Agriculture contributes £9.9billion to the British economy and is responsible for employing 476 000 people (DEFRA, 2014).  Its importance to the economy and increasing food security awareness has resulted in the development of Government led strategy to indicate how Britain can meet the challenge of feeding a growing population without damaging our natural environment.  The strategies particularly focus on how it can position the UK at the forefront of the race towards sustainable intensification (DEFRA, 2013).

This and various other Government led strategy papers have focussed on driving change in the agricultural sector but do not fully recognise the position of power within the food supply chains of the British supermarket retailers.  Supermarket sales account for approximately 80% of the UK fruit and vegetable market (EFFP, 2010) and as a result their technical and commercial requirements dominate the supply chain.  Over recent years the changes in the UK supermarket retail sector have driven down margins, increasing the sense of desperation further down the supply chain.  A recent fresh produce market report from Plimsoll shows that the industry average margin is only 1.5% and there is a growing divide between good and bad businesses.  Of the 1156 companies in the marketplace, only 586 are considered strong.  There are a further 129 companies who will make a loss for the second year in succession (Plimsoll, 2015).  As a result fresh produce supply chains are driven by the need to survive, let alone thrive.
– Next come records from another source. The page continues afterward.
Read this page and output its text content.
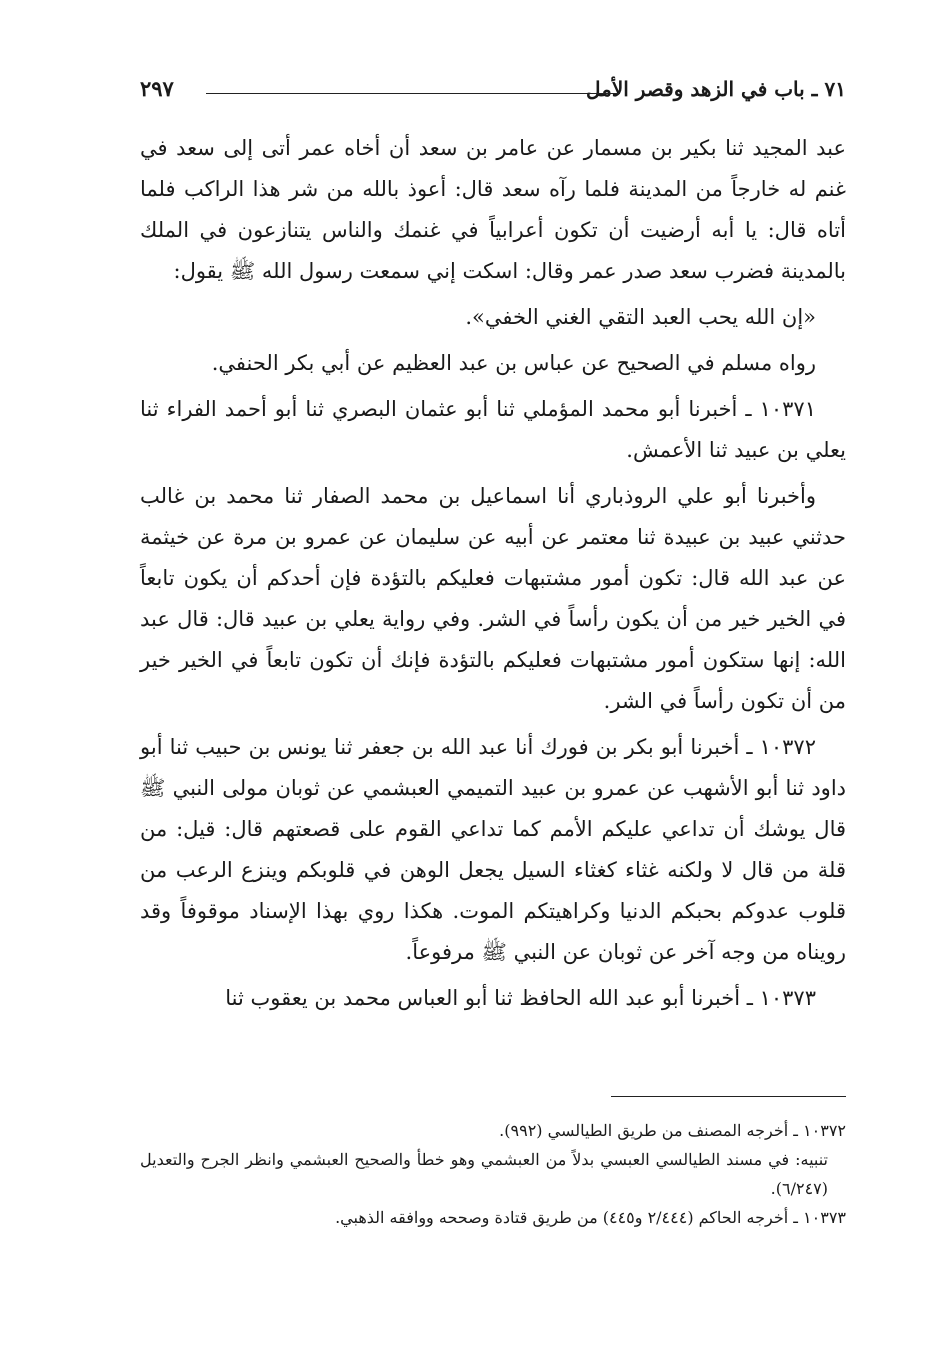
٧١ ـ باب في الزهد وقصر الأمل
٢٩٧

عبد المجيد ثنا بكير بن مسمار عن عامر بن سعد أن أخاه عمر أتى إلى سعد في غنم له خارجاً من المدينة فلما رآه سعد قال: أعوذ بالله من شر هذا الراكب فلما أتاه قال: يا أبه أرضيت أن تكون أعرابياً في غنمك والناس يتنازعون في الملك بالمدينة فضرب سعد صدر عمر وقال: اسكت إني سمعت رسول الله ﷺ يقول:

«إن الله يحب العبد التقي الغني الخفي».

رواه مسلم في الصحيح عن عباس بن عبد العظيم عن أبي بكر الحنفي.

١٠٣٧١ ـ أخبرنا أبو محمد المؤملي ثنا أبو عثمان البصري ثنا أبو أحمد الفراء ثنا يعلي بن عبيد ثنا الأعمش.

وأخبرنا أبو علي الروذباري أنا اسماعيل بن محمد الصفار ثنا محمد بن غالب حدثني عبيد بن عبيدة ثنا معتمر عن أبيه عن سليمان عن عمرو بن مرة عن خيثمة عن عبد الله قال: تكون أمور مشتبهات فعليكم بالتؤدة فإن أحدكم أن يكون تابعاً في الخير خير من أن يكون رأساً في الشر. وفي رواية يعلي بن عبيد قال: قال عبد الله: إنها ستكون أمور مشتبهات فعليكم بالتؤدة فإنك أن تكون تابعاً في الخير خير من أن تكون رأساً في الشر.

١٠٣٧٢ ـ أخبرنا أبو بكر بن فورك أنا عبد الله بن جعفر ثنا يونس بن حبيب ثنا أبو داود ثنا أبو الأشهب عن عمرو بن عبيد التميمي العبشمي عن ثوبان مولى النبي ﷺ قال يوشك أن تداعي عليكم الأمم كما تداعي القوم على قصعتهم قال: قيل: من قلة من قال لا ولكنه غثاء كغثاء السيل يجعل الوهن في قلوبكم وينزع الرعب من قلوب عدوكم بحبكم الدنيا وكراهيتكم الموت. هكذا روي بهذا الإسناد موقوفاً وقد رويناه من وجه آخر عن ثوبان عن النبي ﷺ مرفوعاً.

١٠٣٧٣ ـ أخبرنا أبو عبد الله الحافظ ثنا أبو العباس محمد بن يعقوب ثنا

١٠٣٧٢ ـ أخرجه المصنف من طريق الطيالسي (٩٩٢).

تنبيه: في مسند الطيالسي العبسي بدلاً من العبشمي وهو خطأ والصحيح العبشمي وانظر الجرح والتعديل (٦/٢٤٧).

١٠٣٧٣ ـ أخرجه الحاكم (٢/٤٤٤ و٤٤٥) من طريق قتادة وصححه ووافقه الذهبي.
The impact of this is that the fresh produce supply chains are relatively powerless to influence any unsustainable behaviours of the retailers.  As a result any Government, NGO or independently led strategy is unlikely to gain significant traction in this sector without full cooperation and engagement from the major multiples.

Each retailer has taken a different approach to its sustainability strategy.  Companies such as Marks & Spencer have led the industry with their Plan A initiative which was launched in 2007 and has been followed by the larger multiples for example with Sainsbury’s launching their 20 by 2020 plan in 2011.  These plans are far reaching across all supermarket operations and supply chains and are reported in the company Corporate Social Responsibility (CSR) reports.  As a result the supermarkets each employ Agricultural or Sustainability Managers who are tasked with developing their associated agricultural strategies.  Although the knowledge and expertise employed is strong and researches and shares best practices that can be employed, much of the activity within fresh produce fails to recognise the intrinsic influence of the retailer on the whole system for example the impact of their focus on shelf availability.

DEFRA. (2013). A UK Strategy for Agricultural Technologies. HM Government.
DEFRA. (2014). Agriculture in the United Kingdom. HM Government.
EFFP. (2010). Driving Change in the Fresh Produce Sector.
Plimsoll. (2015). Industry Analysis of Fresh Produce Companies in the UK. Retrieved January 03, 2016, from Plimsoll.